La escasez extrema de agua en el sistema del río Colorado ha obligado a las autoridades y administradores de puertos a tomar medidas urgentes. Las rampas para botes en el lago Powell han tenido que cerrarse, reubicarse o se han añadido nuevas para permitir el acceso a los visitantes, mientras la crisis climática y la sequía crónica continúan mermando el caudal.
El impacto en el turismo y la navegación recreativa en el lago Powell
Para los visitantes que frecuentan la frontera entre Utah y Arizona, el retroceso del agua es una realidad visible año con año. Matt Barrett, quien visita el embalse de manera anual desde 2013, señaló que las rampas tradicionales se han secado por completo, lo que dificulta significativamente las labores de carga y descarga de embarcaciones.
Barrett, visitante del lago Powell, indicó que las demás rampas para embarcaciones se han secado, por lo que resulta un asunto de gran importancia cuando el nivel del agua es bajo, especialmente para las labores de carga y descarga.
A pesar de las dificultades operativas y del cierre de accesos tradicionales, los administradores de las marinas recalcan que todavía existe suficiente espejo de agua para la recreación. No obstante, las condiciones meteorológicas adversas han transformado la infraestructura turística del Centro de Recreación Nacional Glen Canyon, donde los traslados en carrito de golf se han vuelto necesarios para sortear las zonas expuestas.

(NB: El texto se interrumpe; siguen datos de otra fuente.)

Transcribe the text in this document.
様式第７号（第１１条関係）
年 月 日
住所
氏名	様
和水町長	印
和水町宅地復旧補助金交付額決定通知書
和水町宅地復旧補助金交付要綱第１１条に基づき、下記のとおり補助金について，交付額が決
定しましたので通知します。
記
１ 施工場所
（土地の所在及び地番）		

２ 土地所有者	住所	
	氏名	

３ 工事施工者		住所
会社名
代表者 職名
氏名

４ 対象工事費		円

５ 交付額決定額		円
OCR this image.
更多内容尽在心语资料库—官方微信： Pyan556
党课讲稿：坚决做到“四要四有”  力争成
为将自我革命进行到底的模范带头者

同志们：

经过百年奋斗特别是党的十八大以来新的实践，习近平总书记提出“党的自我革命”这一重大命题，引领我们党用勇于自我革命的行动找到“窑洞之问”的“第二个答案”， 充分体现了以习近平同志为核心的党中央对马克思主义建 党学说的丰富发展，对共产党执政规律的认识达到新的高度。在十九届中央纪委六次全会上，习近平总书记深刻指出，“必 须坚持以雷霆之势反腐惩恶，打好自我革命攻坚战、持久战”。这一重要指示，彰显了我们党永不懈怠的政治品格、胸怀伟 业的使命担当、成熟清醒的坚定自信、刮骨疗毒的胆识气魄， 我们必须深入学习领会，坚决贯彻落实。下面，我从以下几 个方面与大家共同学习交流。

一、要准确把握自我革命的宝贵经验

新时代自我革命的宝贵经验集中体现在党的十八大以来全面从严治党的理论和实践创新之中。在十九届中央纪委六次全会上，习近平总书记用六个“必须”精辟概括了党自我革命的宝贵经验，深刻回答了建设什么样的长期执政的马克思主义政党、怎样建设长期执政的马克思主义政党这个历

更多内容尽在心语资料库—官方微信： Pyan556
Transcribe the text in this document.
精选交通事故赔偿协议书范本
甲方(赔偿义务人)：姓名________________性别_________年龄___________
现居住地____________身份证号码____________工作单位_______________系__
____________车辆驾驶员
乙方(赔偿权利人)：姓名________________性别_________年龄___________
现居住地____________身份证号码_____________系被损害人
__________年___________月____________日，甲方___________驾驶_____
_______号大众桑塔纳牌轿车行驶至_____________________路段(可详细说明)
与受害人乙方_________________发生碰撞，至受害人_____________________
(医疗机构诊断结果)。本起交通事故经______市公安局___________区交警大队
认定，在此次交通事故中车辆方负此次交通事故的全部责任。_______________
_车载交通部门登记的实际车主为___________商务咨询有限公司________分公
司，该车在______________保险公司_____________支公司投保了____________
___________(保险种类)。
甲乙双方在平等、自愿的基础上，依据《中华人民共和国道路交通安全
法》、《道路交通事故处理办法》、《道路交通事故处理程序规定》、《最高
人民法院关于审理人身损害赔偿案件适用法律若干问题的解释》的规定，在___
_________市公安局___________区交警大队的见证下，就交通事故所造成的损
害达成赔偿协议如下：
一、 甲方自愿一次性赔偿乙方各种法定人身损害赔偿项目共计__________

Una crisis sin precedentes históricos en el sistema del río Colorado
La situación actual representa una de las pruebas más duras para la gestión hídrica en el oeste estadounidense. Según apnews.com, el lago Powell se encuentra a unos 10 metros (33 pies) de cruzar el umbral crítico en el cual la producción de energía hidroeléctrica se vuelve imposible. Los pronósticos apuntan a que el embalse podría romper su récord histórico de nivel mínimo a principios del próximo mes de septiembre.
Esta merma no ocurre de manera aislada. El almacenamiento conjunto del lago Powell y del lago Mead —el embalse más grande del país situado aguas abajo— se sitúa en los puntos más bajos registrados en casi 70 años. Un estudio reciente elaborado por un grupo de académicos e investigadores, incluido el director del Centro de Estudios del Río Colorado en la Utah State University, detalla que la última vez que el almacenamiento combinado fue tan reducido data de mayo de 1957, época en la que la presa Glen Canyon aún se encontraba en construcción antes de comenzar su llenado en 1963.
Jack Schmidt, director del Centro de Estudios del Río Colorado en la Utah State University, señaló que hay menos agua en los dos embalses que en cualquier otro momento de la historia de la existencia del lago Powell, y añadió que esto sirve como recordatorio de que estamos fallando significativamente en nuestra capacidad para controlar y reducir nuestro consumo en toda la cuenca.
Por su parte, organizaciones ambientalistas califican la coyuntura con máxima gravedad. John Berggren, gerente de políticas regionales de Western Resource Advocates, advirtió que el río Colorado se encuentra en una situación de crisis total, al señalar la presión insostenible que enfrenta el suministro hídrico del que dependen más de 40 millones de personas, además de sectores agrícolas, industriales y comunidades tribales en siete estados y México.